In smell, the pungent stench of stale urine mixed with disinfectant as the cleaning staff vainly try and convince you that the place is actually clean, and not just a giant, expensive toilet for the local winos. It doesn’t work, and if you vomited and then promptly leapt back on the train to go on to Swansea which at least has a nice beach.
Circling the Drain
The powers that be basically gave up on Neath a long time ago, and now it’s a place which is mainly notable for being somewhere you would rather travel through than ever stay. The town center is moribund, with the local Marks and Spencer being the most high-class shopping destination for the Neath glitterati. There are some chain shops as well, but I’m not sure how many will stay there given the circumstances at the time of writing (September 2020). The town centre has the feel of somewhere permanently circling the drain, and will make the most sombre funeral feel like a high energy rave.
Neath Town Centre
There are periodic attempts to try and “revive” Neath town centre, but they always fail due to the fact that the planners then realise that Neath was, is and always will be ****. They then lose all interest and forget about it, compounding on the other urban renewal projects that were forgotten about. It’s rumoured that when God was making the Earth, He got to Neath, planned something special and then promptly was distracted by something else and lost interest, thus sealing the fate of the town for eternity.

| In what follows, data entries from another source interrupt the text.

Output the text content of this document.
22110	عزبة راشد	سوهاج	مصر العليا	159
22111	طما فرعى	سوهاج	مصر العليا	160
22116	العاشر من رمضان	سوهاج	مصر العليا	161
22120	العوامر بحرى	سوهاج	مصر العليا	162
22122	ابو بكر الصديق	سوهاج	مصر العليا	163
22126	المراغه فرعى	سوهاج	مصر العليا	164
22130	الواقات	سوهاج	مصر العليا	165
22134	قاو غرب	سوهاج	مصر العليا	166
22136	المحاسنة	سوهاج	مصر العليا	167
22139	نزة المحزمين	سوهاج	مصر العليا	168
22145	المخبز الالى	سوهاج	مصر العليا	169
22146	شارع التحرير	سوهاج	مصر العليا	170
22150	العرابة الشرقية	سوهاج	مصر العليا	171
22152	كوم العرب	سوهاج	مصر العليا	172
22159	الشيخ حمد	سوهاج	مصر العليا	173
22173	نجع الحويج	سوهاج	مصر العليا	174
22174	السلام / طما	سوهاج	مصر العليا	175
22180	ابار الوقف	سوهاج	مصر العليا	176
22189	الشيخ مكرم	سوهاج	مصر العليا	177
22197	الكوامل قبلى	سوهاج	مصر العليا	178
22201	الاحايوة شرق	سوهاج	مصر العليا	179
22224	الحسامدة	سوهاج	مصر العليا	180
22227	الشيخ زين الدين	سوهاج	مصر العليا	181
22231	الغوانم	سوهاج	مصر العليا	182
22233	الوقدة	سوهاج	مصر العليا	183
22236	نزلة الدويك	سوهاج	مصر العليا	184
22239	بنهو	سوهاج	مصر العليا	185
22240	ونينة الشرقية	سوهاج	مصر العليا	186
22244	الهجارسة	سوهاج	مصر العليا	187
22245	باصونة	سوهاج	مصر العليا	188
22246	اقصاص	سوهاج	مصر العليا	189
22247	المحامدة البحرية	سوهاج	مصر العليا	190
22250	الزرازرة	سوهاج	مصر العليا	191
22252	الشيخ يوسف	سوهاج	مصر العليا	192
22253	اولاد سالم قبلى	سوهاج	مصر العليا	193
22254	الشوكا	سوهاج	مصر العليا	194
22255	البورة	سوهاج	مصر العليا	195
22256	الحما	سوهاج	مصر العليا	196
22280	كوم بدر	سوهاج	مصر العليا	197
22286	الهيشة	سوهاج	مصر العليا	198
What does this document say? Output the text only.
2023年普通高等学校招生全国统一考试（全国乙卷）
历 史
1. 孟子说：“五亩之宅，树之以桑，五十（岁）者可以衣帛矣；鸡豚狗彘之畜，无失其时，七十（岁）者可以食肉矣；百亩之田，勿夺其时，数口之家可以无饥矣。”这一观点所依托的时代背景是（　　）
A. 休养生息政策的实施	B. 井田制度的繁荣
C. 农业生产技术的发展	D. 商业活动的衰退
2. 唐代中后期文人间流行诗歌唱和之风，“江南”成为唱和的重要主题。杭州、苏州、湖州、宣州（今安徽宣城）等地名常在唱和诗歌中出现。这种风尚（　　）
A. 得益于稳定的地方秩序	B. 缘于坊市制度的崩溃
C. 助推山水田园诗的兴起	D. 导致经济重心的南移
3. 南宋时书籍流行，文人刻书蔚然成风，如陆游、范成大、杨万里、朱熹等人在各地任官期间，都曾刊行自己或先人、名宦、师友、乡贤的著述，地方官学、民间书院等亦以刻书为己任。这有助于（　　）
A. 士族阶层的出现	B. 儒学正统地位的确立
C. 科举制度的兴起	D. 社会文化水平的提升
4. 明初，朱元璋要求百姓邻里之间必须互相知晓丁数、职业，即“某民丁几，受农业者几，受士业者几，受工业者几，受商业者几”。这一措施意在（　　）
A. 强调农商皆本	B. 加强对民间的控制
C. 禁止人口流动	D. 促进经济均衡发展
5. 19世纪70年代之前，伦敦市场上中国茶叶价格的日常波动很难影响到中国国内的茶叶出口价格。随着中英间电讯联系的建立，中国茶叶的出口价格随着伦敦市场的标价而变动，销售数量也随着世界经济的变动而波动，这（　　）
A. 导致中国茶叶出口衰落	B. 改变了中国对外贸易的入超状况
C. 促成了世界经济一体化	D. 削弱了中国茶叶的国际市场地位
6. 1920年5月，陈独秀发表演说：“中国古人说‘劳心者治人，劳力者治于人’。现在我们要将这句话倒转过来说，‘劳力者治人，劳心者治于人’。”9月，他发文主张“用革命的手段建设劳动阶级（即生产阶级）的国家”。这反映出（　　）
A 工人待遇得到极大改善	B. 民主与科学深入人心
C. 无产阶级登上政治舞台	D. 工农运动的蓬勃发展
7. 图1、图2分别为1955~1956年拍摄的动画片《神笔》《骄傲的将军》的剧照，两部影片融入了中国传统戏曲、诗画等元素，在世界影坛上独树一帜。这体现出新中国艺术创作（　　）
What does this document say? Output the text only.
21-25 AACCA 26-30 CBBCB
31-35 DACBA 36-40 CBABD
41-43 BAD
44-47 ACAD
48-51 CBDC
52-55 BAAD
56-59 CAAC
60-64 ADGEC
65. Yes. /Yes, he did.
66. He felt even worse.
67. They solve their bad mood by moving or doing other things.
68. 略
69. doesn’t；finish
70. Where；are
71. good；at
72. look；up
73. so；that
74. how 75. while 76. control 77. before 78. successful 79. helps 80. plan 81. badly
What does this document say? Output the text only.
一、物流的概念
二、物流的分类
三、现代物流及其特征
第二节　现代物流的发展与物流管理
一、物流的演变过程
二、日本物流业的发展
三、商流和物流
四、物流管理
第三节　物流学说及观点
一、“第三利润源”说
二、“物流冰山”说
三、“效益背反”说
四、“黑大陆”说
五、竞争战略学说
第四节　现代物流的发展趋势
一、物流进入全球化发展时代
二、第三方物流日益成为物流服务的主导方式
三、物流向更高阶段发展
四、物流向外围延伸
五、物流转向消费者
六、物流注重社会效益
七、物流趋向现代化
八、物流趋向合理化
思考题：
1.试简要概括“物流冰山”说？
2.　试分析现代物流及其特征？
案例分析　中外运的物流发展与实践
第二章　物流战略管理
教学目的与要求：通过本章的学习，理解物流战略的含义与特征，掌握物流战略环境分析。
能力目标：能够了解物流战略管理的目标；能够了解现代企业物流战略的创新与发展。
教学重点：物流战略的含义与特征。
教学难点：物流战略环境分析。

As for the “nightlife”, there’s the Arch, and an assortment of pubs near the station on Windsor Road. Activities on offer include counting the teeth of the other people you meet to see how many they have left (if you reach double digits, you’re meeting with one of the town’s elite), seeing who can leave the biggest pool of vomited up Tennessee Fried Chicken for others to step in, and the iconic Neath game of Dodge the Taxi, where you drunkenly run around in The Parade and see how long you can survive without being run over by taxis taking people to the nearby (by comparison) bustling, cosmopolitan metropolis that is Swansea.
But look on the bright side: if you aren’t originally from Neath, you’ll probably be just travelling through it and will only experience it for probably an hour at the most. Just pop on a nose peg and slam your foot down on the accelerator, and soon Neath will be an unpleasant, fading memory.